January 8, 2007 09:37 PM | Link to this

Thank goodness these horror stories about mental healthcare are making the news. Mental healthcare in Georgia is sorely lacking from the emergency rooms to the mental hospitals and community care. If you have a mental illness, you will be discriminated against and afforded treatment less humane than that given to some animals. Hopefully, these examples will cause Georgians to wake up to the conditions you must overcome in order to survive a mental illness. Fund mental healthcare in Georgia!

By Rex Campbell

January 8, 2007 10:08 PM | Link to this

My only psych experience until this fall was in the Emergency Department where I work. Certainly not an area that “specializes” in psychiatric care, but one that does treat each patient “according to their presentation and condition.” I had clinicals at one of Georgia’s “fine” state run psychiatric hospitals. I can onlty say it was horrible.
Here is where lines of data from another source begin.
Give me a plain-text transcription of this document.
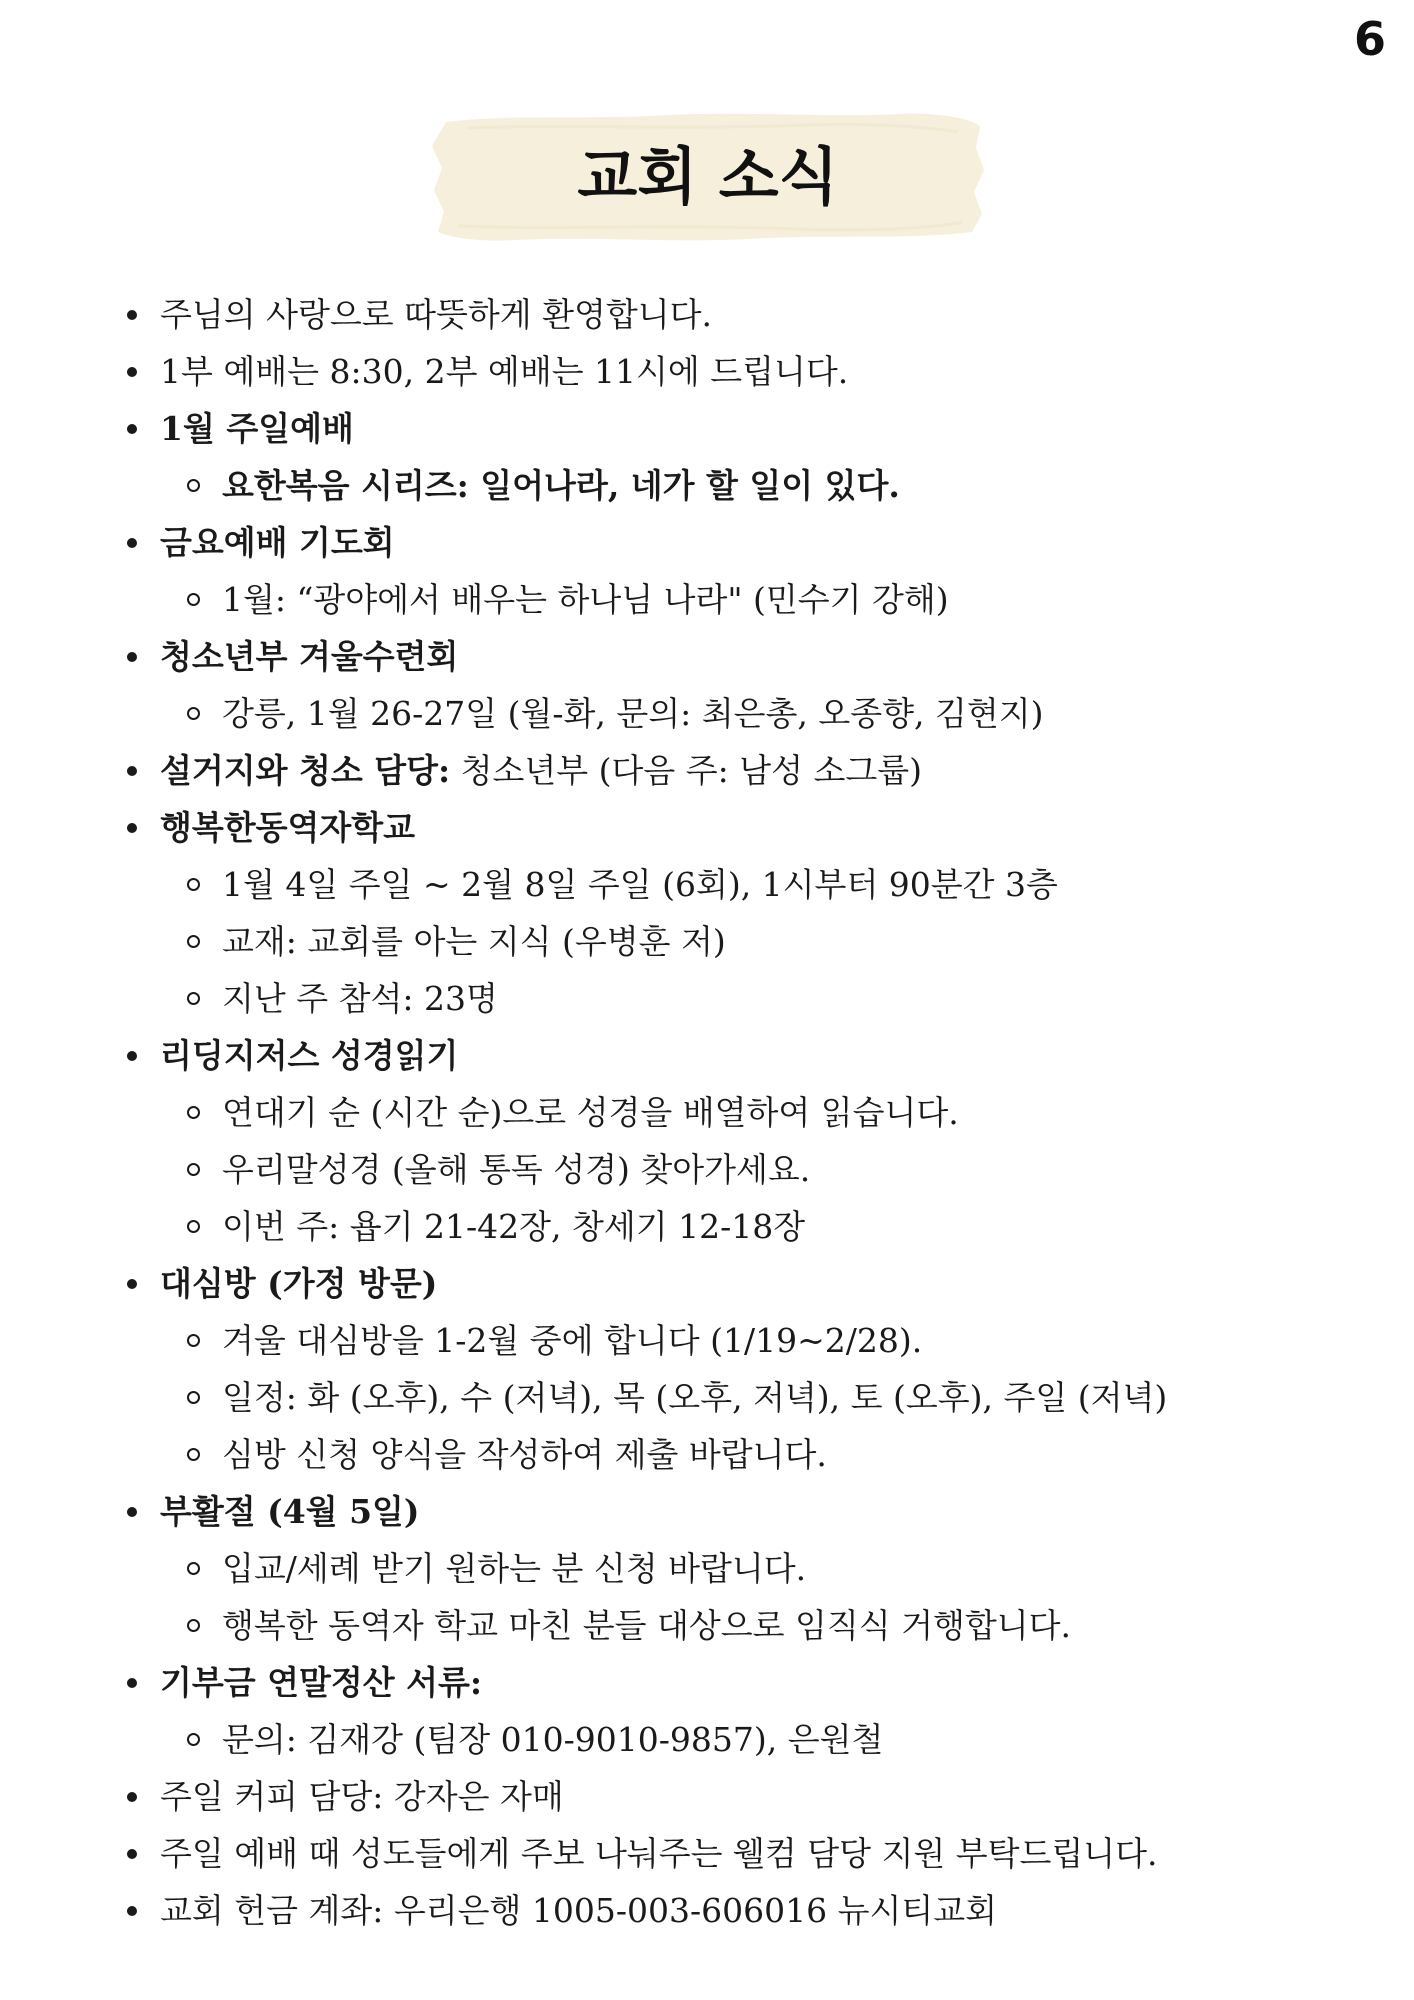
6
교회 소식
주님의 사랑으로 따뜻하게 환영합니다.
1부 예배는 8:30, 2부 예배는 11시에 드립니다.
1월 주일예배
요한복음 시리즈: 일어나라, 네가 할 일이 있다.
금요예배 기도회
1월: “광야에서 배우는 하나님 나라" (민수기 강해)
청소년부 겨울수련회
강릉, 1월 26-27일 (월-화, 문의: 최은총, 오종향, 김현지)
설거지와 청소 담당: 청소년부 (다음 주: 남성 소그룹)
행복한동역자학교
1월 4일 주일 ~ 2월 8일 주일 (6회), 1시부터 90분간 3층
교재: 교회를 아는 지식 (우병훈 저)
지난 주 참석: 23명
리딩지저스 성경읽기
연대기 순 (시간 순)으로 성경을 배열하여 읽습니다.
우리말성경 (올해 통독 성경) 찾아가세요.
이번 주: 욥기 21-42장, 창세기 12-18장
대심방 (가정 방문)
겨울 대심방을 1-2월 중에 합니다 (1/19~2/28).
일정: 화 (오후), 수 (저녁), 목 (오후, 저녁), 토 (오후), 주일 (저녁)
심방 신청 양식을 작성하여 제출 바랍니다.
부활절 (4월 5일)
입교/세례 받기 원하는 분 신청 바랍니다.
행복한 동역자 학교 마친 분들 대상으로 임직식 거행합니다.
기부금 연말정산 서류:
문의: 김재강 (팀장 010-9010-9857), 은원철
주일 커피 담당: 강자은 자매
주일 예배 때 성도들에게 주보 나눠주는 웰컴 담당 지원 부탁드립니다.
교회 헌금 계좌: 우리은행 1005-003-606016 뉴시티교회
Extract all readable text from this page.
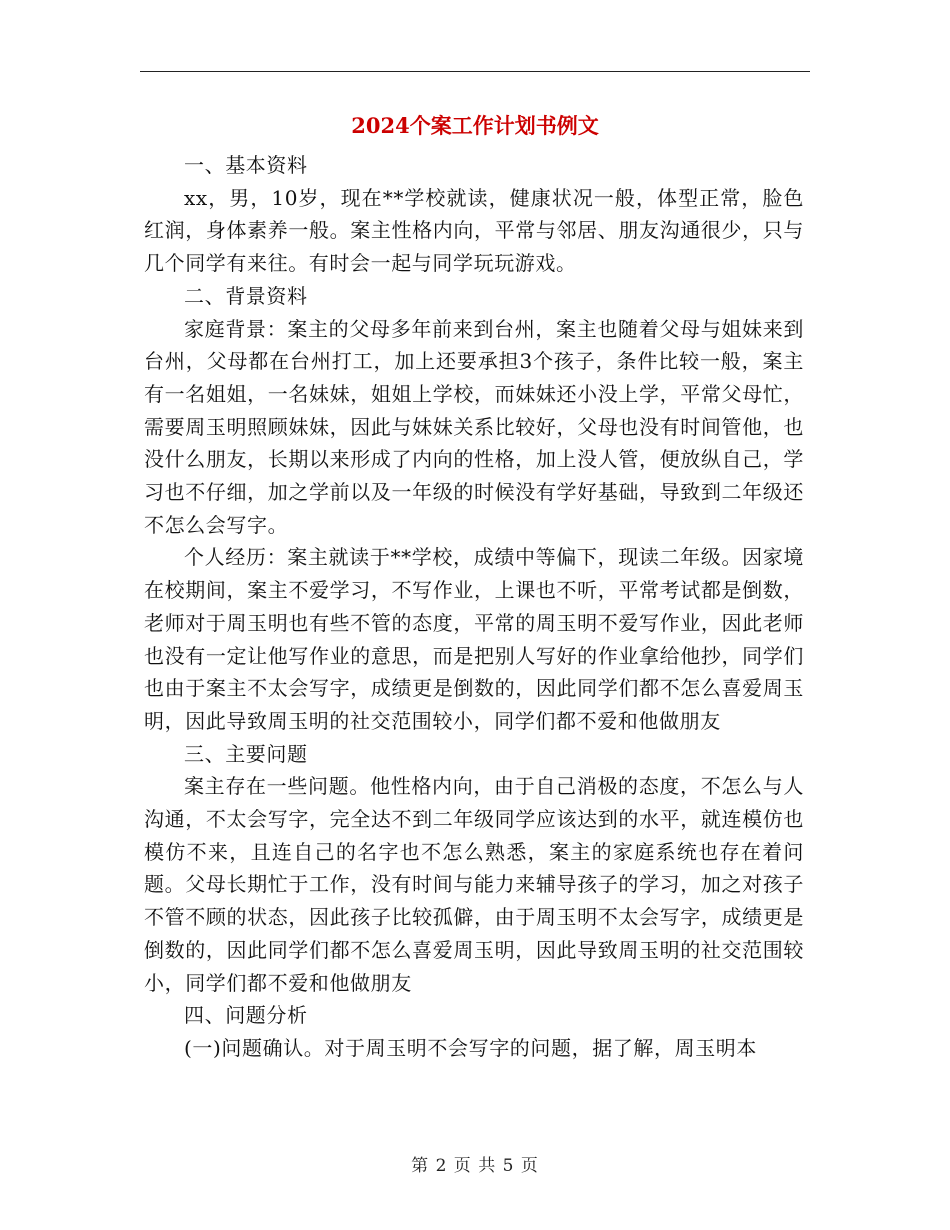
2024个案工作计划书例文

一、基本资料

xx，男，10岁，现在**学校就读，健康状况一般，体型正常，脸色红润，身体素养一般。案主性格内向，平常与邻居、朋友沟通很少，只与几个同学有来往。有时会一起与同学玩玩游戏。

二、背景资料

家庭背景：案主的父母多年前来到台州，案主也随着父母与姐妹来到台州，父母都在台州打工，加上还要承担3个孩子，条件比较一般，案主有一名姐姐，一名妹妹，姐姐上学校，而妹妹还小没上学，平常父母忙，需要周玉明照顾妹妹，因此与妹妹关系比较好，父母也没有时间管他，也没什么朋友，长期以来形成了内向的性格，加上没人管，便放纵自己，学习也不仔细，加之学前以及一年级的时候没有学好基础，导致到二年级还不怎么会写字。

个人经历：案主就读于**学校，成绩中等偏下，现读二年级。因家境在校期间，案主不爱学习，不写作业，上课也不听，平常考试都是倒数，老师对于周玉明也有些不管的态度，平常的周玉明不爱写作业，因此老师也没有一定让他写作业的意思，而是把别人写好的作业拿给他抄，同学们也由于案主不太会写字，成绩更是倒数的，因此同学们都不怎么喜爱周玉明，因此导致周玉明的社交范围较小，同学们都不爱和他做朋友

三、主要问题

案主存在一些问题。他性格内向，由于自己消极的态度，不怎么与人沟通，不太会写字，完全达不到二年级同学应该达到的水平，就连模仿也模仿不来，且连自己的名字也不怎么熟悉，案主的家庭系统也存在着问题。父母长期忙于工作，没有时间与能力来辅导孩子的学习，加之对孩子不管不顾的状态，因此孩子比较孤僻，由于周玉明不太会写字，成绩更是倒数的，因此同学们都不怎么喜爱周玉明，因此导致周玉明的社交范围较小，同学们都不爱和他做朋友

四、问题分析

(一)问题确认。对于周玉明不会写字的问题，据了解，周玉明本

第 2 页 共 5 页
Unable to distinguish between staff and patient, our saftey felt compromised, never mind the questionable “level of care.” Shame on Georgia and the DHR!

By jw

January 8, 2007 10:41 PM | Link to this

My prayers go out to all of the family members and those effected by deaths and the neglect which has occurred. My heart goes out to those that do the right things in the best interest of the patients and their families. We have not considered who else is really responsible. Yes, some of the administrators and or staff but the greater responsibility lies with the politicians (from the Govenor on down) who have cut funding, staff, and funds for those who need medical coveage

By Lynn Sansom

January 8, 2007 11:54 PM | Link to this

My family has been dealing with Mental Health for over 20 years now and things are only getting worse. The comment made about the mentally ill being shipped to jail and not receiving any treatment is so very true. The HIPPA laws are to protect the patients - but when the patient is mentally ill they are in no position to help themselves. Someone needs to step up to the plate and support the family members of the mentally ill so they can help their family members get the help they need.